Even when doctors do have information on their patients’ gender identity, there are very few ways it can be clearly coded into medical records and claims, meaning that we only have a few snippets of data to potentially infer who might be transgender. Electronic health records are notoriously difficult to establish and standardize, so despite recommendations and knowledge of their insufficiencies, solutions have not been widely implemented.

One way of inferring potential transgender status from health data is a diagnosis of “gender dysphoria” in a patient’s history—psychological stress from dealing with a gender identity that doesn’t reconcile with gender assignment or socially perceived gender. Amino doesn’t receive 100% of health insurance claims that are created, but if a person is diagnosed with gender dysphoria during their doctor’s appointment and their insurance company accepted the diagnosis as part of a valid claim, Amino would likely receive that data.

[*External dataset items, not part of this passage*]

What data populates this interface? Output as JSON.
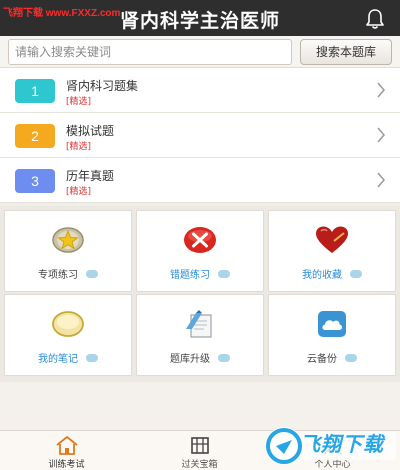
{
  "watermark": "飞翔下载 www.FXXZ.com",
  "header": {
    "title": "肾内科学主治医师",
    "notify_icon": "bell-icon"
  },
  "search": {
    "placeholder": "请输入搜索关键词",
    "button_label": "搜索本题库"
  },
  "list": [
    {
      "num": "1",
      "title": "肾内科习题集",
      "tag": "[精选]",
      "color": "#2ec6cf"
    },
    {
      "num": "2",
      "title": "模拟试题",
      "tag": "[精选]",
      "color": "#f5a91e"
    },
    {
      "num": "3",
      "title": "历年真题",
      "tag": "[精选]",
      "color": "#6e8df0"
    }
  ],
  "grid": [
    {
      "label": "专项练习",
      "icon": "star-badge-icon",
      "style": "gray"
    },
    {
      "label": "错题练习",
      "icon": "error-x-icon",
      "style": "blue"
    },
    {
      "label": "我的收藏",
      "icon": "heart-icon",
      "style": "blue"
    },
    {
      "label": "我的笔记",
      "icon": "notebook-icon",
      "style": "blue"
    },
    {
      "label": "题库升级",
      "icon": "upgrade-icon",
      "style": "gray"
    },
    {
      "label": "云备份",
      "icon": "cloud-icon",
      "style": "gray"
    }
  ],
  "nav": [
    {
      "label": "训练考试",
      "icon": "home-icon"
    },
    {
      "label": "过关宝箱",
      "icon": "treasure-box-icon"
    },
    {
      "label": "个人中心",
      "icon": "user-icon"
    }
  ],
  "logo": {
    "text": "飞翔下载"
  },
  "colors": {
    "header_bg": "#2e2e2e",
    "accent_blue": "#2a8bd6",
    "tag_red": "#d33"
  }
}
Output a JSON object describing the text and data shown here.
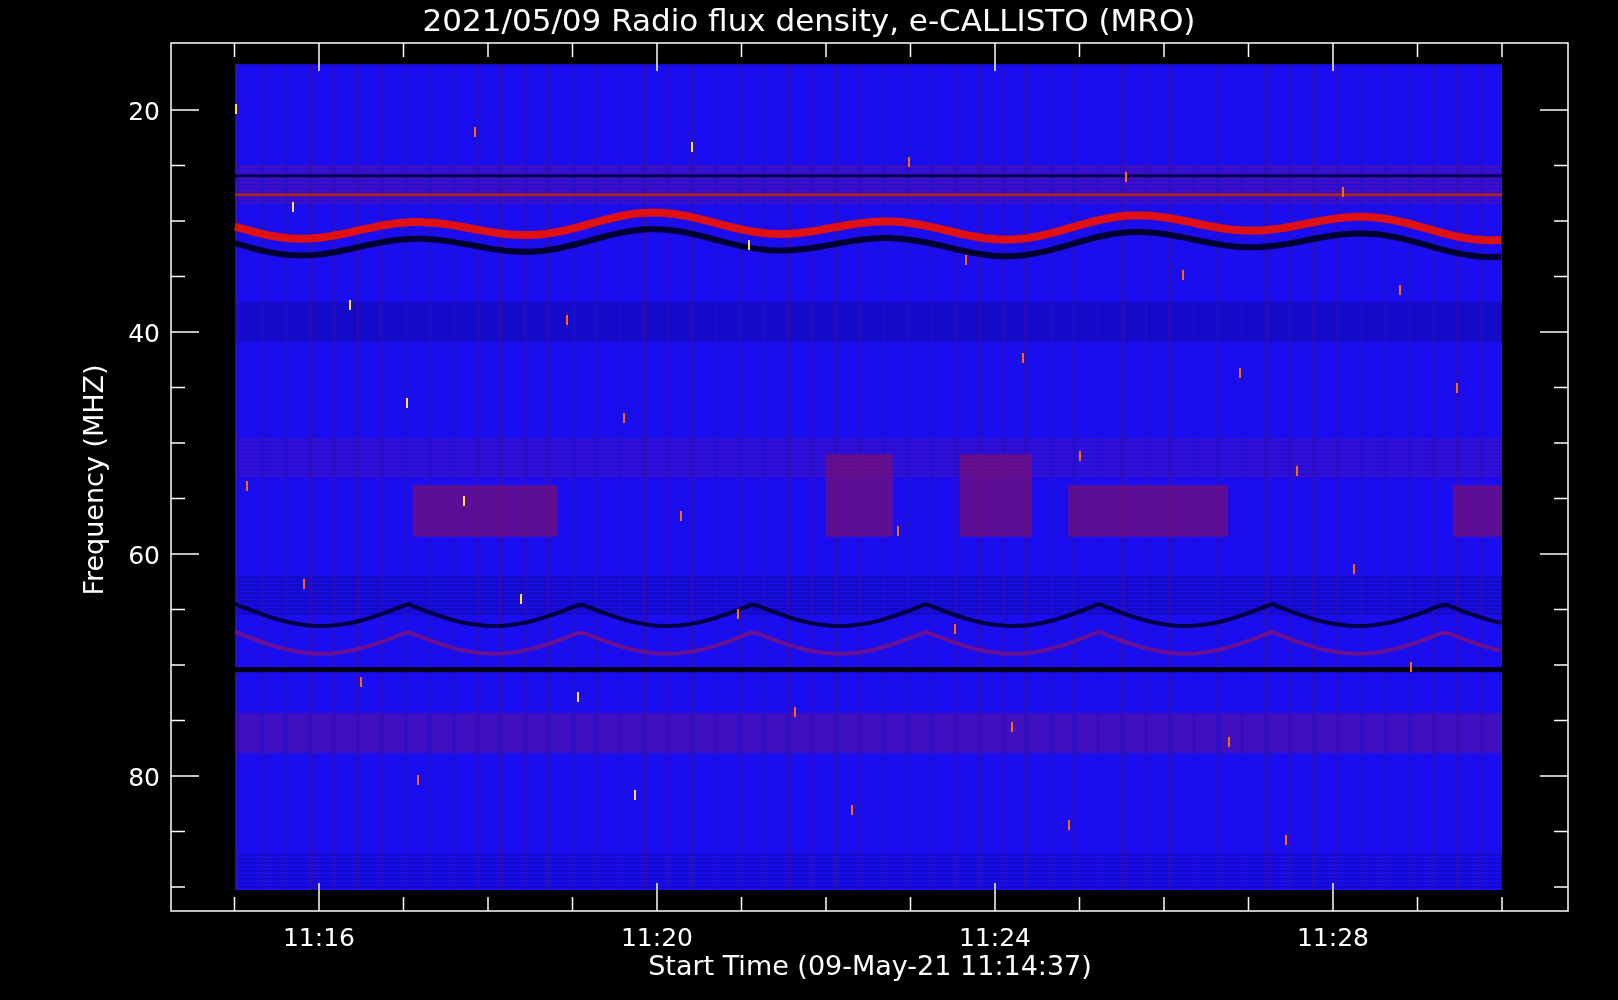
{
  "plot": {
    "title": "2021/05/09  Radio flux density, e-CALLISTO (MRO)",
    "y_axis": {
      "label": "Frequency (MHZ)",
      "ticks": [
        "20",
        "40",
        "60",
        "80"
      ]
    },
    "x_axis": {
      "label": "Start Time (09-May-21 11:14:37)",
      "ticks": [
        "11:16",
        "11:20",
        "11:24",
        "11:28"
      ]
    }
  }
}
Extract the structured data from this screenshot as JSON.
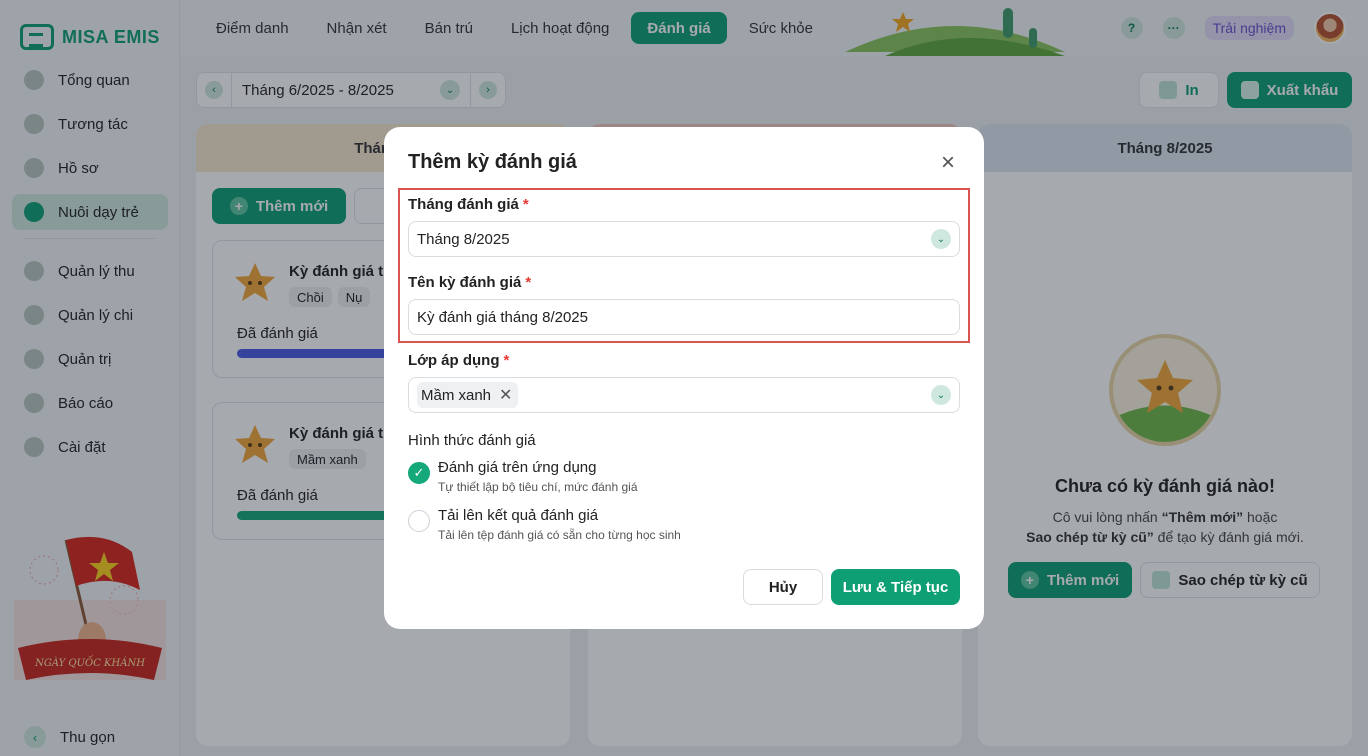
{
  "app": {
    "logo_text": "MISA EMIS"
  },
  "sidebar": {
    "items": [
      {
        "label": "Tổng quan",
        "icon": "pie-chart-icon"
      },
      {
        "label": "Tương tác",
        "icon": "send-icon"
      },
      {
        "label": "Hồ sơ",
        "icon": "folder-icon"
      },
      {
        "label": "Nuôi dạy trẻ",
        "icon": "heart-icon",
        "active": true
      },
      {
        "label": "Quản lý thu",
        "icon": "income-chart-icon"
      },
      {
        "label": "Quản lý chi",
        "icon": "wallet-icon"
      },
      {
        "label": "Quản trị",
        "icon": "briefcase-icon"
      },
      {
        "label": "Báo cáo",
        "icon": "bar-chart-icon"
      },
      {
        "label": "Cài đặt",
        "icon": "settings-icon"
      }
    ],
    "banner_text": "NGÀY QUỐC KHÁNH",
    "collapse_label": "Thu gọn"
  },
  "topbar": {
    "tabs": [
      "Điểm danh",
      "Nhận xét",
      "Bán trú",
      "Lịch hoạt động",
      "Đánh giá",
      "Sức khỏe"
    ],
    "active_tab": "Đánh giá",
    "help_glyph": "?",
    "more_glyph": "···",
    "trial_label": "Trải nghiệm"
  },
  "toolbar": {
    "period": "Tháng 6/2025 - 8/2025",
    "print_label": "In",
    "export_label": "Xuất khẩu"
  },
  "columns": [
    {
      "header": "Tháng 6",
      "add_label": "Thêm mới",
      "cards": [
        {
          "title": "Kỳ đánh giá th",
          "tags": [
            "Chồi",
            "Nụ"
          ],
          "status": "Đã đánh giá"
        },
        {
          "title": "Kỳ đánh giá th",
          "tags": [
            "Mầm xanh"
          ],
          "status": "Đã đánh giá"
        }
      ]
    },
    {
      "header": ""
    },
    {
      "header": "Tháng 8/2025",
      "empty": {
        "title": "Chưa có kỳ đánh giá nào!",
        "desc_pre": "Cô vui lòng nhấn ",
        "desc_bold1": "“Thêm mới”",
        "desc_mid": " hoặc",
        "desc_bold2": "Sao chép từ kỳ cũ”",
        "desc_post": " để tạo kỳ đánh giá mới.",
        "add_label": "Thêm mới",
        "copy_label": "Sao chép từ kỳ cũ"
      }
    }
  ],
  "modal": {
    "title": "Thêm kỳ đánh giá",
    "month_label": "Tháng đánh giá",
    "month_value": "Tháng 8/2025",
    "name_label": "Tên kỳ đánh giá",
    "name_value": "Kỳ đánh giá tháng 8/2025",
    "class_label": "Lớp áp dụng",
    "class_chip": "Mầm xanh",
    "required_mark": "*",
    "method_label": "Hình thức đánh giá",
    "options": [
      {
        "title": "Đánh giá trên ứng dụng",
        "sub": "Tự thiết lập bộ tiêu chí, mức đánh giá",
        "checked": true
      },
      {
        "title": "Tải lên kết quả đánh giá",
        "sub": "Tải lên tệp đánh giá có sẵn cho từng học sinh",
        "checked": false
      }
    ],
    "cancel_label": "Hủy",
    "save_label": "Lưu & Tiếp tục"
  },
  "colors": {
    "primary": "#0e9f74",
    "highlight": "#d9534f",
    "bar_blue": "#4b5be6"
  }
}
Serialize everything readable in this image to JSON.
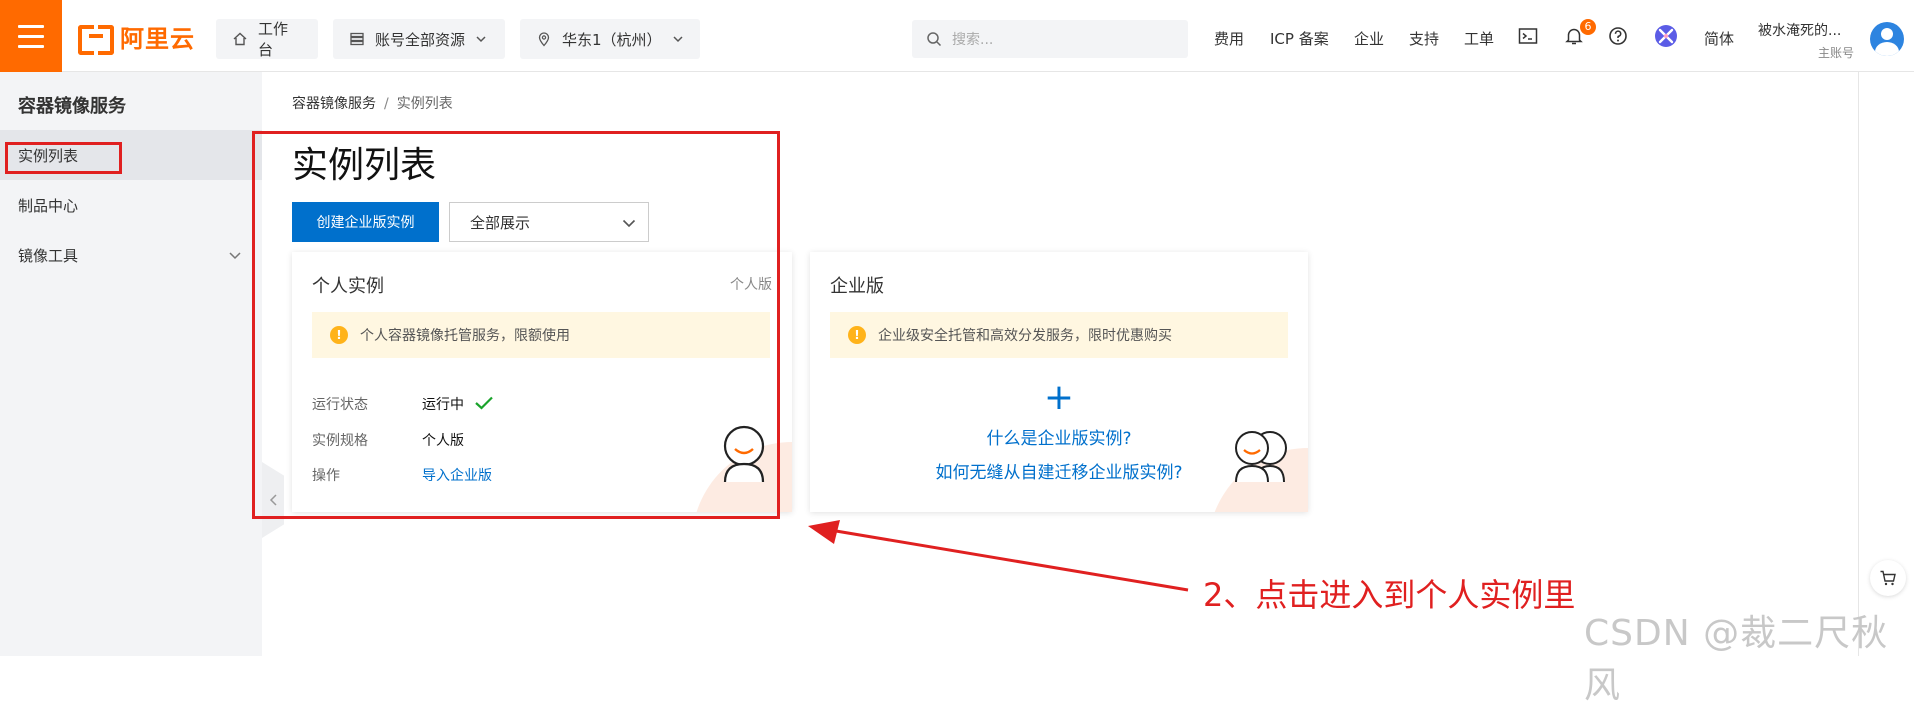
{
  "topbar": {
    "logo_text": "阿里云",
    "workbench": "工作台",
    "resources": "账号全部资源",
    "region": "华东1（杭州）",
    "search_placeholder": "搜索...",
    "links": [
      "费用",
      "ICP 备案",
      "企业",
      "支持",
      "工单"
    ],
    "notification_count": "6",
    "language": "简体",
    "user_name": "被水淹死的...",
    "user_role": "主账号"
  },
  "sidebar": {
    "title": "容器镜像服务",
    "items": [
      {
        "label": "实例列表"
      },
      {
        "label": "制品中心"
      },
      {
        "label": "镜像工具"
      }
    ]
  },
  "breadcrumb": {
    "root": "容器镜像服务",
    "sep": "/",
    "current": "实例列表"
  },
  "page": {
    "title": "实例列表",
    "create_button": "创建企业版实例",
    "filter_value": "全部展示"
  },
  "personal_card": {
    "title": "个人实例",
    "tag": "个人版",
    "notice": "个人容器镜像托管服务，限额使用",
    "rows": [
      {
        "key": "运行状态",
        "value": "运行中"
      },
      {
        "key": "实例规格",
        "value": "个人版"
      },
      {
        "key": "操作",
        "value": "导入企业版"
      }
    ]
  },
  "enterprise_card": {
    "title": "企业版",
    "notice": "企业级安全托管和高效分发服务，限时优惠购买",
    "plus": "+",
    "link1": "什么是企业版实例?",
    "link2": "如何无缝从自建迁移企业版实例?"
  },
  "annotation": {
    "text": "2、点击进入到个人实例里",
    "color": "#e02020"
  },
  "watermark": "CSDN @裁二尺秋风",
  "colors": {
    "brand": "#ff6a00",
    "primary": "#0070cc",
    "success": "#1aa32b",
    "warn": "#ffb31a"
  }
}
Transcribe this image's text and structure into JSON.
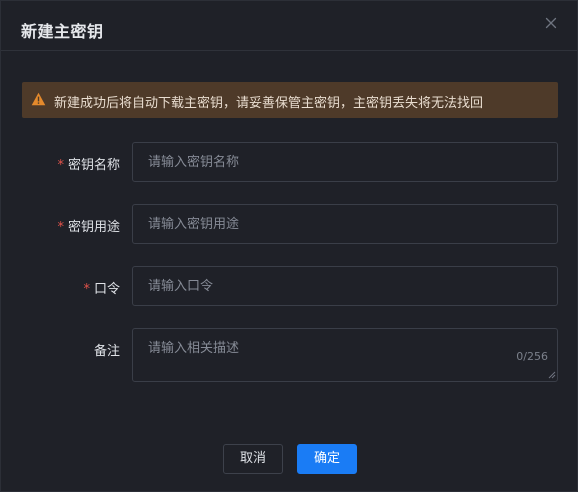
{
  "dialog": {
    "title": "新建主密钥"
  },
  "alert": {
    "text": "新建成功后将自动下载主密钥，请妥善保管主密钥，主密钥丢失将无法找回",
    "icon": "warning-icon",
    "color": "#e58a2c"
  },
  "form": {
    "key_name": {
      "label": "密钥名称",
      "required_mark": "*",
      "placeholder": "请输入密钥名称",
      "value": ""
    },
    "key_usage": {
      "label": "密钥用途",
      "required_mark": "*",
      "placeholder": "请输入密钥用途",
      "value": ""
    },
    "passphrase": {
      "label": "口令",
      "required_mark": "*",
      "placeholder": "请输入口令",
      "value": ""
    },
    "remark": {
      "label": "备注",
      "placeholder": "请输入相关描述",
      "value": "",
      "counter": "0/256"
    }
  },
  "footer": {
    "cancel_label": "取消",
    "confirm_label": "确定"
  },
  "colors": {
    "accent": "#1a7cf5",
    "required": "#e5534b",
    "alert_bg": "#4e3a29"
  }
}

However, many transgender people may not currently have a diagnosis of gender dysphoria or see a doctor for it specifically, leaving the vast majority of transgender patients invisible to identification.

The automatic denial of claims based on common insurance definitions of what’s “medically necessary” has changed how many doctors code. A diagnosis of gender dysphoria with a treatment of hormone blockers may be denied, but a diagnoses of baldness for the same prescription may not. If our team could learn these coding practices and detect common usage and billing patterns in our data, we'd have a clearer understanding of where and how transgender individuals receive care. This could allow us to match transgender patients with doctors who have experience working with transgender people.

But identifying which doctors treat transgender patients has potential negative ramifications. For example, many doctors may want to maintain a discreet profile and therefore wouldn’t want to be highlighted. An association with transgender patients may provide information that may indirectly "out" patients who don’t wish to disclose their status. It might also cause scrutiny by insurance companies. Also, patients might not actually have good experiences with these doctors; simply reporting doctors who have seen transgender patients may not be sufficient information to recommend that transgender patients should go to that doctor.

(In the meantime, there’s one company that’s helping transgender patients find doctors. MyTransHealth curates a list of doctors that have demonstrated interest in serving the transgender community, vetting each doctor against a list of quality care standards before including them on the site.)

Final thoughts

When searching for doctors on Amino, you don’t need to disclose your sex or gender (though if you check “M” or “F” we'll use that information to improve your match). You also don’t need to disclose sex or gender when booking an appointment, though if a doctor’s office requires it to be disclosed before making an appointment, we may follow up with you.

Our team is united by our desire to help people, and our vision is to connect everyone to the best health care possible. As we expand our user profiles and personalized features, we'll continue to carefully consider how to be ethical, responsible, and respectful when we ask about identity. We’ll also continue to think about ways that we can use insurance claims data to help transgender patients find doctors.